でもすぐに視線を戻し、また筆を動かした。

……なんだろ。

ちょっとだけ、さみしい。

その時だった。

「ふぁぁ……」

県犬養夫人が、大あくびをした。

「わたくし、少々用事を思い出しましたわ」

そう言って、さっさと出ていく。

(絶対飽きたな)

部屋が静かになる。

聞こえるのは筆の音だけ。

窓の外では雀がチュンチュン鳴いている。

香木の煙が、ゆらゆら揺れた。

(……平和すぎる)

眠い。

やばい。

めっちゃ眠い。

その時――。

ふと、皇子の手元が目に入った。

「……え」

思わず、息が止まる。

美しい。

線が、生きている。

《《夜》》の字が、まるで月の光をまとっているみたいだった。

「皇子さま……これ、すごい」

思わず声が漏れる。

皇子は静かに言った。

「王義之《おうぎし》の書を写している」

「えええええっ!?」

声が裏返った。

(やばっ!! 知ってる!!)

(ラノベで読んだ!! 書の神様の人!!)

皇子の口元が、ほんの少しだけ緩む。

「驚きすぎだ」

「だ、だってすごいじゃないですか!」

「トン、と筆を入れる。

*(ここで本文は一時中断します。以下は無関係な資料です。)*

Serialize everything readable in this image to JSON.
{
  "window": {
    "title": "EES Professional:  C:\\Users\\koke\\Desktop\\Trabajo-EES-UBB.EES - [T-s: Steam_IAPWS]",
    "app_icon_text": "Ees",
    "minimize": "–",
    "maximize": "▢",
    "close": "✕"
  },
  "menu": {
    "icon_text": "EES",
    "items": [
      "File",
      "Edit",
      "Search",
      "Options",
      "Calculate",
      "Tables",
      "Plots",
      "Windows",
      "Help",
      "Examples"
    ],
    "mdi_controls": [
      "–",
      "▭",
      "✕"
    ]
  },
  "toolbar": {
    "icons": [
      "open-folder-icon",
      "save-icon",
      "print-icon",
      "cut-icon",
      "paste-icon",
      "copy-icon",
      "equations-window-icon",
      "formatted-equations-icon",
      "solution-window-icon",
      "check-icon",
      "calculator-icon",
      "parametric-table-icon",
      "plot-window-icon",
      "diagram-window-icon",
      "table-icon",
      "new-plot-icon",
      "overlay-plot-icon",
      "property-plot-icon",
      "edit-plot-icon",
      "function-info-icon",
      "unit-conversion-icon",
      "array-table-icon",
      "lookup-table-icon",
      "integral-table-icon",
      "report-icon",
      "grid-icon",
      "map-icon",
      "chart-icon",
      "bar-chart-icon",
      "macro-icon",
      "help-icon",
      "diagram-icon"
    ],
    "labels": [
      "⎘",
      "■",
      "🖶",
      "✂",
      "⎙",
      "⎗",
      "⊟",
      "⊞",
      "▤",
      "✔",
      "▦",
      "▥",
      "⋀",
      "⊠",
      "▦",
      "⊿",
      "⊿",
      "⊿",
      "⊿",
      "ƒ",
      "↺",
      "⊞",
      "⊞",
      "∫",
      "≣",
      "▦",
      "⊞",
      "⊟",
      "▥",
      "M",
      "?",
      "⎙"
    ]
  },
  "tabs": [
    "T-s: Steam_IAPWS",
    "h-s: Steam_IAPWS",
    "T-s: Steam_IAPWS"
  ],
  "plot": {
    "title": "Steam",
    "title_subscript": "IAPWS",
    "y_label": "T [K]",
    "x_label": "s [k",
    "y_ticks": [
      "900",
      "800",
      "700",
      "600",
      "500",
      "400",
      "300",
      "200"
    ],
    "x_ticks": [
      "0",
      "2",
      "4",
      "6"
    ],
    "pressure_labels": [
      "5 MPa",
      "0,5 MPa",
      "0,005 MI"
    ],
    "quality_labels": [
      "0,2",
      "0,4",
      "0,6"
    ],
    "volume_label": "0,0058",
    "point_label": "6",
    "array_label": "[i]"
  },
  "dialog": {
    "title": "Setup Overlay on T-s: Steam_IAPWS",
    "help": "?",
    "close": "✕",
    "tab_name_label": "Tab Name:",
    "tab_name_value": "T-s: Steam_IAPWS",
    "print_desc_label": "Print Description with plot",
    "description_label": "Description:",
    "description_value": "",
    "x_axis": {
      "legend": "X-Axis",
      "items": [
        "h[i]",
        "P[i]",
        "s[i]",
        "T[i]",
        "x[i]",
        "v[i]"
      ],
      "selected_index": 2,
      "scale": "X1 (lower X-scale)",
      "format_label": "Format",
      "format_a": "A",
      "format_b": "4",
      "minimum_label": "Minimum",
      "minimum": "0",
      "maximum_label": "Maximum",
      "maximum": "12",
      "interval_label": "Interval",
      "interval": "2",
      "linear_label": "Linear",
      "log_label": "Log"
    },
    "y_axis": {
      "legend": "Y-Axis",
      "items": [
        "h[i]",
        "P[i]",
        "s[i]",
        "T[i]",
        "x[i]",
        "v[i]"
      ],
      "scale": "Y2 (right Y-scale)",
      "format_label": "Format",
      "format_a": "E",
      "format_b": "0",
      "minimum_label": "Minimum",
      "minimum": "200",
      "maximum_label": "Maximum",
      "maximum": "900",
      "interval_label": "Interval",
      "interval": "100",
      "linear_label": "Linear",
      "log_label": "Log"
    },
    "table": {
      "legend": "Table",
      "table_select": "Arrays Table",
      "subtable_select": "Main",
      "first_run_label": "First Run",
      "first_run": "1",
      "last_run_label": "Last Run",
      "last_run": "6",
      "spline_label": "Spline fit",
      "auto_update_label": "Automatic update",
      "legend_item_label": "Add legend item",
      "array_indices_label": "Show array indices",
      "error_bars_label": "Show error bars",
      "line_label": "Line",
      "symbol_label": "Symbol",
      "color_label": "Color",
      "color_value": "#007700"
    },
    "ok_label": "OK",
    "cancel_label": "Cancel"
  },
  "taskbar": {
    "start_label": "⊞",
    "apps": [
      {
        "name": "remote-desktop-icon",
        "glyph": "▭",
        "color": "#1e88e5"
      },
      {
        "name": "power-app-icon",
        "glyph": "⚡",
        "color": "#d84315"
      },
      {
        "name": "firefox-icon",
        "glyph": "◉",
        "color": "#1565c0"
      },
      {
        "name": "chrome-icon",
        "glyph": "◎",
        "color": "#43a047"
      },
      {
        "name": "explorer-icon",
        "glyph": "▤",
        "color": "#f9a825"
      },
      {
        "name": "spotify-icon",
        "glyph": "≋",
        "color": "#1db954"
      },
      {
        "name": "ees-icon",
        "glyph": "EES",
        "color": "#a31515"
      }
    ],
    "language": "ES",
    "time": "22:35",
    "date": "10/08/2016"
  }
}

右払いは流すように」

そう言って。

皇子が、こちらへ身を寄せた。

近い。

近い近い近い。

「光明も、やってみよ」

「は、はいっ」

慌てて筆を持つ。

でも――。

ぽた。

「あ」

墨が落ちた。

紙に黒いしみ。

(終わったぁぁぁぁ!!)

その瞬間。

くすり。

小さな笑い声。

「光明……力が入りすぎだ」

ふわり、と。

皇子の手が、あたしの手に重なった。

ひゃっ。

心臓が跳ねる。

「もっと力を抜いて」

低い声。

近い吐息。

指先が、やさしい。

「腕も……そう」

(ちょっ……!?)

(これ何!? 少女漫画!?)

(距離バグってません!?)

顔が熱い。

近すぎる。

むり。

心臓がもたない。

――その時。

ドタドタドタッ!!

静寂を蹴破る足音。

次の瞬間。

「ワンッ!!」

「あっ!!」

黒犬――クマが飛び込んできた。

「クマっ!?」

(お前、生きてたのか!!)

低く唸る犬。

その後ろには。

扇をあおぎながら、県犬養夫人。

(……あー)

(なるほど)

(あたしだけ皇子と仲良くしてるの、気に入らないんだ)

瞬間。

口が勝手に動いた。

「オラオラオラオラァ!! 何見とるんじゃコラァ!!」

しーーーーん。

行基さま、硬直。

侍女たち、青ざめる。

(あ)

(またやった)

クマが吠える。

「ワンッ!!」

その時。

すっと。

皇子が前へ出た。

「クマ、下がれ」

低い声。

静かな声。

怒鳴っていないのに――怖い。

犬は耳を伏せた。

そして、しぶしぶ後退る。

県犬養夫人も、悔しそうに去っていった。

(……すご)

(この人、怒鳴らないのに強い)

皇子は背を向けたまま言う。

「県犬養夫人の犬だ」

少しの沈黙。

「また、お前が何かしたと噂される。気をつけろ」

「……そんなつもりじゃ」

「わかっている」

短い言葉。

でも。

そのひと言が、胸に残った。

――信じてくれてる。

そう思っていいのかな。

部屋にまた静けさが戻る。

墨の香。

紙の音。

あたしは、もう一度筆を取った。

(よし)

(未来の皇后になるなら)

(国一番の達筆くらい、なってやる!)

すると、行基さまが目を細めた。

「おお……上達が早いですな」

「こちらの姫は、学ぶ心をお持ちだ」

あたしは背筋を伸ばす。

「ありがたき幸せにございます」

にっこり微笑みながら――心の中では。